The good thing about all this is that you get to know the people in line with you - you'll probably be talking to them more in the time that you're in line than many people talk to their next door neighbours all year! Anyway - after more than four hours standing in line, we made it to the top of the stairs and were formed into lines of ten people. [ANOTHER BIG HINT... the casting crew are really fed up with the Screamers - they say that since people get only thirty seconds to make their pitch, it's not good if some other prat is yelling and distracting the interviewees/interviewers].

A short time later you're in a group of ten people standing around a table facing an interviewer. For the past two hours, you've been working out what you'll say. Now's your chance, don't fluff it! Can you imagine the pressure? You have to sound interesting, they don't care how much you enjoy the show. I don't know what it takes to get selected as a contestant, because I didn't get selected! A few people were told that they could leave now, the rest of us were sent to YET ANOTHER LINE, where we were photographed, and then waited in line to take a trivia quiz.
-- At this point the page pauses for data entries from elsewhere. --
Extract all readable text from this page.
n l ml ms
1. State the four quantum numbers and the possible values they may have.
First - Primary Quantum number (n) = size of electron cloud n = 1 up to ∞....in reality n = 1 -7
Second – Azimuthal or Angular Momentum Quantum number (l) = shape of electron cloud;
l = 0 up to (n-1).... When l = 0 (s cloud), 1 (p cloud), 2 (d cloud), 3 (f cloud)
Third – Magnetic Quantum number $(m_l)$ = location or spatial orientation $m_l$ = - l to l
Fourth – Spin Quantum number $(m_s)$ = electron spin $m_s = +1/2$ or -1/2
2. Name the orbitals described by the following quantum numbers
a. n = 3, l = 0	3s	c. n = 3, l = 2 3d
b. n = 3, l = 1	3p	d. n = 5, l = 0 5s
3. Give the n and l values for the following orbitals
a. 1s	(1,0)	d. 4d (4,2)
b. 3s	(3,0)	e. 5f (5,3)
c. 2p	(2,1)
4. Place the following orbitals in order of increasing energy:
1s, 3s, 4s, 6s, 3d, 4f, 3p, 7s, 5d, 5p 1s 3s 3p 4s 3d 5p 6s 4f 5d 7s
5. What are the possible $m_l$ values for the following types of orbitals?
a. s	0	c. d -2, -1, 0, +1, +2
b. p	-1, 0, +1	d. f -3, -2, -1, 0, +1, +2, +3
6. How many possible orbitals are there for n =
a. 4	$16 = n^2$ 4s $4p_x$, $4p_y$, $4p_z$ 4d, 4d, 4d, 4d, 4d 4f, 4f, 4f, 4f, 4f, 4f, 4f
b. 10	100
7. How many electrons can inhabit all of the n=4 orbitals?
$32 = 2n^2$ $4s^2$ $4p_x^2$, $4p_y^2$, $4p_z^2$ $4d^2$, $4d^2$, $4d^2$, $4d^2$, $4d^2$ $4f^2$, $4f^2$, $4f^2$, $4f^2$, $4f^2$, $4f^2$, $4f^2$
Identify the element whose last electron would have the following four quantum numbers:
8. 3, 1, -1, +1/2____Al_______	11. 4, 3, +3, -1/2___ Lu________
I guess Mrs Geekbrit and I are in the shortlist for the Mob - I suspect most people end up in this category, since the One Vs One Hundred show could easily get through 100 people an episode.

The test itself is pretty easy, apart from some obscure questions that I just had to guess at - it seems that to get a perfect score, you have to remember what some CD covers from the last few years looked like (Aerosmith, Red Hot Chilli Peppers, some others).

Anyway, after five hours standing in line (my back was killing me), I came away with a deep sense of... how cheap I felt - I was only mildly interested in the audition process myself, why did I rack my brains to come up with a good spiel for the 'interview'? And I really went for it. Damn, am I really so materialistic? I like to think its because I feel that if I do something, I do it with all my heart, but I wonder...

P.S. Feel free to add a comment with answers to some of those questions!